On Fri, Sep 23, 2022 at 10:30 AM Linus Torvalds
<torvalds@xxxxxxxxxxxxxxxxxxxx> wrote:
>
> On Fri, Sep 23, 2022 at 10:02 AM Nick Desaulniers
> <ndesaulniers@xxxxxxxxxx> wrote:
> >
> > memmove is quite large and probably shouldn't be inlined due to size
> > alone. A noinline function attribute would be the simplest fix, but
> > there's a few things that stand out with the current definition:
>
> I don't think your patch is wrong, and it's not that different from
> what the x86-64 code did long ago back in 2011 in commit 9599ec0471de
> ("x86-64, mem: Convert memmove() to assembly file and fix return value
> bug")
>
> But I wonder if we might be better off getting rid of that horrid
> memmove thing entirely.

We could remove __HAVE_ARCH_MEMMOVE from
arch/x86/include/asm/string_32.h for ARCH=i386 then rip this
arch-specific definition of memmove out.

Might performance regressions be a concern with that approach?

I'll write up a patch for that just to have on hand, and leave the
decision up to someone else.

> The original thing seems to be from 2010,
> where commit 3b4b682becdf ("x86, mem: Optimize memmove for small size
> and unaligned cases") did this thing for both 32-bit and 64-bit code.
>
> And it's really not likely used all that much - memcpy is the *much*
> more important function, and that's the one that has actually been
> updated for modern CPU's instead of looking like it's some copy from
> glibc or whatever.

I suspect that's probably where the duplicate 3 label comes from:
likely some macros were expanded from another codebase's
implementation, then copied into the kernel sources.

>
> To make things even stranger, on the x86-64 side, we actually have
> *two* copies of 'memmove()' - it looks like memcpy_orig() is already a
> memmove, in that it does that
>
> cmp %dil, %sil
> jl .Lcopy_backward
>
> thing that seems to mean that it already handles the overlapping case.
>
> Anyway, that 32-bit memmove() implemented (badly) as inline asm does
> need to go.

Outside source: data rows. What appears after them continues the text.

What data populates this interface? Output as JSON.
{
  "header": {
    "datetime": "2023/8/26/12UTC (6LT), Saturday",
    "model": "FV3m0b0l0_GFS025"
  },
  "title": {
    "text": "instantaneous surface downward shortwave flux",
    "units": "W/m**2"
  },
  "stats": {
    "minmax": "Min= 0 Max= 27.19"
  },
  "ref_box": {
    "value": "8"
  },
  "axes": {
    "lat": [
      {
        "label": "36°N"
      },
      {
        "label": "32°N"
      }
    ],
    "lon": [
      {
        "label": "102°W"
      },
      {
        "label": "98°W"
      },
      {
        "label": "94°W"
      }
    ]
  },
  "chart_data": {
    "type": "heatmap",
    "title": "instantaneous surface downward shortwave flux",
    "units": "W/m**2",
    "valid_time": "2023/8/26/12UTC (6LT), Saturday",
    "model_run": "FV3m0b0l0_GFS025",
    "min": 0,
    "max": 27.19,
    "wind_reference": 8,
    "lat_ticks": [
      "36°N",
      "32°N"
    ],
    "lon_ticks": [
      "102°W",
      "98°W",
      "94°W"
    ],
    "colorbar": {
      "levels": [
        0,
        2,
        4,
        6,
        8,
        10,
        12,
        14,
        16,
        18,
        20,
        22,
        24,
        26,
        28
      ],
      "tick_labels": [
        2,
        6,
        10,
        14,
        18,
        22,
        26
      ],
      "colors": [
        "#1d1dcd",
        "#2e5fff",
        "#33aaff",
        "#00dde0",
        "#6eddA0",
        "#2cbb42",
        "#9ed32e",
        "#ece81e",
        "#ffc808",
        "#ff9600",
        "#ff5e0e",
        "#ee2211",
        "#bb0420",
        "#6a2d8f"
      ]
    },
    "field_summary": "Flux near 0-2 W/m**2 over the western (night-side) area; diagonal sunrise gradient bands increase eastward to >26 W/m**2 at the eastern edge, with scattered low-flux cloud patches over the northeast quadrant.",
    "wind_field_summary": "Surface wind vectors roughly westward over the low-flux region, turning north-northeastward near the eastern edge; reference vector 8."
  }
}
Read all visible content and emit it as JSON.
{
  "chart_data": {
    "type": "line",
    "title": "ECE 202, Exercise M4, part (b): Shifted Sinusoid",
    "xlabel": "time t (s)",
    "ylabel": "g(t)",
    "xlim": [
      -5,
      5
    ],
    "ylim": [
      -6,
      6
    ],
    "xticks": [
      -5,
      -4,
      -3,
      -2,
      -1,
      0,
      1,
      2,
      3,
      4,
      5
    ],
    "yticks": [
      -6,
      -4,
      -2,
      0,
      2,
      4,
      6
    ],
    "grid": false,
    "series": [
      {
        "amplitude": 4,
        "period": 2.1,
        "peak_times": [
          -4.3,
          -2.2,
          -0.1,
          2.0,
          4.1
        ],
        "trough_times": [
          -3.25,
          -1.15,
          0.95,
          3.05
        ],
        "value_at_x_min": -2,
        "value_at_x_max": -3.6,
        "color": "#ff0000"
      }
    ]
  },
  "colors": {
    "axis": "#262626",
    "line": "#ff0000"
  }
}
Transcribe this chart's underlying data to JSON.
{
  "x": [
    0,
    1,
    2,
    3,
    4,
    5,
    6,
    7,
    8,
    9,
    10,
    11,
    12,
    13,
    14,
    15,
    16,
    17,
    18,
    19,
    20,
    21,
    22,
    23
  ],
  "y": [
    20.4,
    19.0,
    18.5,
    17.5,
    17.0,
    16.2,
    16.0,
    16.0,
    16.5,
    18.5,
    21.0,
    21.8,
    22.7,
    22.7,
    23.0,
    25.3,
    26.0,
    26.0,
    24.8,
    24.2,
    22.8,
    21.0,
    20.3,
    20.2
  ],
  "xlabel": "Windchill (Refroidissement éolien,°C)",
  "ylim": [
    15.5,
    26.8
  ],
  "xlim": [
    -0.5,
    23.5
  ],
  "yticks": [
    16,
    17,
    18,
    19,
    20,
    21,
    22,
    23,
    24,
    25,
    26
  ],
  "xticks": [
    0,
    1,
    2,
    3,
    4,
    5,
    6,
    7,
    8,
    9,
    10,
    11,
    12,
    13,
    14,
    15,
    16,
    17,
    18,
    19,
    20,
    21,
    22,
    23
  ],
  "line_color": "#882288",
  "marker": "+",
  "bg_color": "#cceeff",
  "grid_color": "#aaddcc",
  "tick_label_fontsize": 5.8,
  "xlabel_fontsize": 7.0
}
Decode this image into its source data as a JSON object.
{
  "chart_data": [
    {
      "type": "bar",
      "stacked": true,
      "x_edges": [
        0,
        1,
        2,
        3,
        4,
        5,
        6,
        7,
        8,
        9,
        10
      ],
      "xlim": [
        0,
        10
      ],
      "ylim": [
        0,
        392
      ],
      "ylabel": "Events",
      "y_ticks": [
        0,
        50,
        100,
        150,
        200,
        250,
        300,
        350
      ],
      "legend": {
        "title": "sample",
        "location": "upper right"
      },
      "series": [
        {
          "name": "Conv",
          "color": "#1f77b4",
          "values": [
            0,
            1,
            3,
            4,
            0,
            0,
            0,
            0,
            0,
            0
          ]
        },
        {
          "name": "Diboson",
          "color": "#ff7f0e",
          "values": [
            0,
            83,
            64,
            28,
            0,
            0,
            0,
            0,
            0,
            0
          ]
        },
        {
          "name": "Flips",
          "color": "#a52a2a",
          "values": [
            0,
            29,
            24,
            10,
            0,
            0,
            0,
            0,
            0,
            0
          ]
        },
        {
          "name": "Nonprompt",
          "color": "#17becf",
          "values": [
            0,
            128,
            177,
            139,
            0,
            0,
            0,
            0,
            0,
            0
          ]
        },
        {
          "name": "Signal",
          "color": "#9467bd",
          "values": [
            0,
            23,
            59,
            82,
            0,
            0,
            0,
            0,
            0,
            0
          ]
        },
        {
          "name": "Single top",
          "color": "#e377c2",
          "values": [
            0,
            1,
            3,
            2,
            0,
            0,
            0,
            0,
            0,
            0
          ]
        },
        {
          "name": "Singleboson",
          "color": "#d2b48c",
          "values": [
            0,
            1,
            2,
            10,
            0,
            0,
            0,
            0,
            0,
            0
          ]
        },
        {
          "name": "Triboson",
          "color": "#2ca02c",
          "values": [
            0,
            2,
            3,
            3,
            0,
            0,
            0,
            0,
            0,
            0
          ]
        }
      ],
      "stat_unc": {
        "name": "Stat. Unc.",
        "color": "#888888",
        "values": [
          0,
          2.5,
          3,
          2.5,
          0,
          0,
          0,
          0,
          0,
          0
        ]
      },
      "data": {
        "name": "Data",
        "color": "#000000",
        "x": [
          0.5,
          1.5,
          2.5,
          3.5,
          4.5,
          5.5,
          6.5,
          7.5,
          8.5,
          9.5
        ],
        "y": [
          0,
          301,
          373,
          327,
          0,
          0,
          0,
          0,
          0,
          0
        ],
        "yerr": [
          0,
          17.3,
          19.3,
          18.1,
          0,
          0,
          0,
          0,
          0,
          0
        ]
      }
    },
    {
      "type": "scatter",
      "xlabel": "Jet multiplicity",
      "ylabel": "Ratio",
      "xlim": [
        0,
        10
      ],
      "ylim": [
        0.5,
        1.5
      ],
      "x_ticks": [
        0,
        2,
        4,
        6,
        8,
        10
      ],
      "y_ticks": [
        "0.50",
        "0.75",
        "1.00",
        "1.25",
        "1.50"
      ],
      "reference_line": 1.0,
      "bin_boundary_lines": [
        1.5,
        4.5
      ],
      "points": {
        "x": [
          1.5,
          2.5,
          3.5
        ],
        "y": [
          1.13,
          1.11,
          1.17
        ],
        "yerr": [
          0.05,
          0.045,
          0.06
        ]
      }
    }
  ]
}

As you point out, it seems to get the clobbers wrong too,
> so it's actively buggy and just happens to work because there's
> nothing else in that function, and it clobbers %bx that is supposed to
> be callee-saved, but *presumably* the compile has to allocate %bx one
> of the other registers, so it will save and restore %bx anyway.
>
> So that current memmove() seems to be truly horrendously buggy, but in
> a "it happens to work" way. Your patch seems an improvement, but I get
> the feeling that it could be improved a lot more...
--
Thanks,
~Nick Desaulniers